Surrender Dorothy, and Your Little Friend Julie, Too

Does everyone have recurring nightmares, or is it only unproduced screenwriters? I have one where my teeth loosen so much I can yank one out and spit it into an ashtray. My Deeply Concerned Mother believes the teeth represent words, symbolizing my need to dole mine out to the world, whatever the personal cost. There’s another where I’m chewing this huge wad of gum and it grows backward down my throat if I don't keep blowing bubbles. Deeply Concerned, no stranger to the self-help section down at the Umatilla Barnes & Noble, feels certain this one is either about compulsive overeating or writer’s block.

My most frequent nightmare feels almost interactive—like some early Technicolor musical I’m orchestrating from the sidelines on my debut directorial assignment for MGM. I’m back in New Orleans as an undergrad; classes are about to start and I can’t find a place to live. In my desperate journey to find a home, punctuated with rousing song and dance numbers, old college friends pop up like the flying monkeys in The Wizard of Oz to taunt me with their real life successes. One has a husband and kids, the other a Connecticut farm house and a Ph.D. I haven’t discussed the underlying subtext with Deeply Concerned, but I’m guessing she’d say it’s more concrete evidence of my abject failure, over these many years, to land a man, get a job, buy a house and open a 401K.

Ironically, since the big life twister whisked me off to Munchkinland, my little Hollywood bungalow has been the only real constant. While I plan to fight my illegal eviction with all I've got, the city would mandate some handy “relocation" expenses were I to give in now. So I’m figuring some looking around wouldn’t hurt.

Yesterday, I visited what could have been the set of Melrose Place, only rendered in three-quarter scale. The apartment had a half-bath and a third of a kitchen, with a miniature refrigerator you could sit upon with your legs crossed and roll around paddling a broom. The smarmy owner, an "Argentinian film editor," who never said exactly what kind of films so I'm going with soft core porn, informed me he'd be running a criminal check on me. He said I may as well come clean, since he'd already backgrounded my neighbor the former stripper, a fellow evictee, revealing something "not so cool" in her past. He was obviously referencing an old misdemeanor conviction for lewd conduct, connected to her once having unlawfully touched herself during a lapdance. I wonder if the undercover cop she was straddling at the time has trouble securing adequate housing.

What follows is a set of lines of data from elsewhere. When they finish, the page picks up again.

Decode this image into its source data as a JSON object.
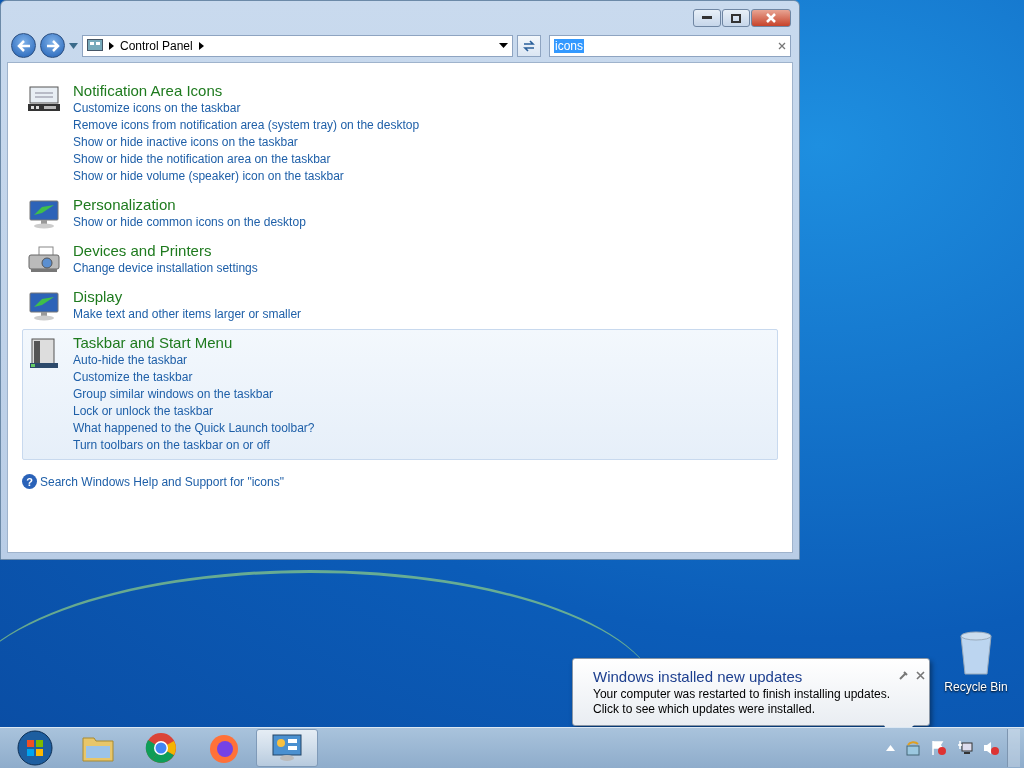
{
  "window": {
    "address": {
      "crumbs": [
        "Control Panel"
      ]
    },
    "search": {
      "value": "icons",
      "selected": true
    }
  },
  "sections": [
    {
      "title": "Notification Area Icons",
      "kind": "tray",
      "selected": false,
      "links": [
        "Customize icons on the taskbar",
        "Remove icons from notification area (system tray) on the desktop",
        "Show or hide inactive icons on the taskbar",
        "Show or hide the notification area on the taskbar",
        "Show or hide volume (speaker) icon on the taskbar"
      ]
    },
    {
      "title": "Personalization",
      "kind": "monitor",
      "selected": false,
      "links": [
        "Show or hide common icons on the desktop"
      ]
    },
    {
      "title": "Devices and Printers",
      "kind": "printer",
      "selected": false,
      "links": [
        "Change device installation settings"
      ]
    },
    {
      "title": "Display",
      "kind": "monitor",
      "selected": false,
      "links": [
        "Make text and other items larger or smaller"
      ]
    },
    {
      "title": "Taskbar and Start Menu",
      "kind": "taskbar",
      "selected": true,
      "links": [
        "Auto-hide the taskbar",
        "Customize the taskbar",
        "Group similar windows on the taskbar",
        "Lock or unlock the taskbar",
        "What happened to the Quick Launch toolbar?",
        "Turn toolbars on the taskbar on or off"
      ]
    }
  ],
  "help_icon": "?",
  "help_link": "Search Windows Help and Support for \"icons\"",
  "desktop_icons": [
    {
      "label": "Recycle Bin"
    }
  ],
  "balloon": {
    "title": "Windows installed new updates",
    "lines": [
      "Your computer was restarted to finish installing updates.",
      "Click to see which updates were installed."
    ]
  },
  "taskbar": {
    "items": [
      {
        "kind": "start",
        "active": false
      },
      {
        "kind": "folder",
        "active": false
      },
      {
        "kind": "chrome",
        "active": false
      },
      {
        "kind": "firefox",
        "active": false
      },
      {
        "kind": "controlpanel",
        "active": true
      }
    ],
    "tray": [
      {
        "kind": "arrow"
      },
      {
        "kind": "update"
      },
      {
        "kind": "flag"
      },
      {
        "kind": "network"
      },
      {
        "kind": "volume"
      }
    ]
  }
}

I moved on to a vintage building in the heart of Hollywood, near the storied Knickerbocker Hotel and the landmark Capitol Records Building. All very charming, save for the bars on the windows, the junkies in the communal courtyard and the warlock who hexed me for stealing his parking spot. "Don't bother, freak," I told him, jamming nickels in the meter. "It's really redundant at this point."

I went home and happened upon a dream setup on Craigslist, a charming, one-bedroom gate house with a screened-in sleeping porch on a ten-acre Malibu ranch. The rancher, who revealed himself to be a Certain Big Deal Producer managing to get away from it all, said the rent is so low because he's looking for someone who likes to cook and garden and could watch the dogs when he and the wife are in Aspen. "Maybe an emerging screenwriter," I hinted, "whose career you could gently nurture in the quiet of the countryside." I then realized that a film school chum had formerly been his assistant and ran his name past her. Her response, in summary, was that the guy is Satan in a pair of Osh Kosh B'Goshes. The only one of the seven deadly sins he hadn't committed repeatedly upon or in front of her was avarice, and that's only because she's never been exactly sure what that is.

I spent most of today on the phone with the Rent Stabilization Board explaining to the mouth-breathing morons why they might want to enforce state and local law on my behalf. In truth, I'm afraid to go to sleep tonight, knowing it won't be the toothless or the bubble gum dream, but rather the one where I'm homeless and tapdancing for my life. Another thing they won't tell you in film school is when you spend your whole day dreaming about the limitless beauty of what might be, your nights can't help but surrender themselves to the ugly reality of what actually is.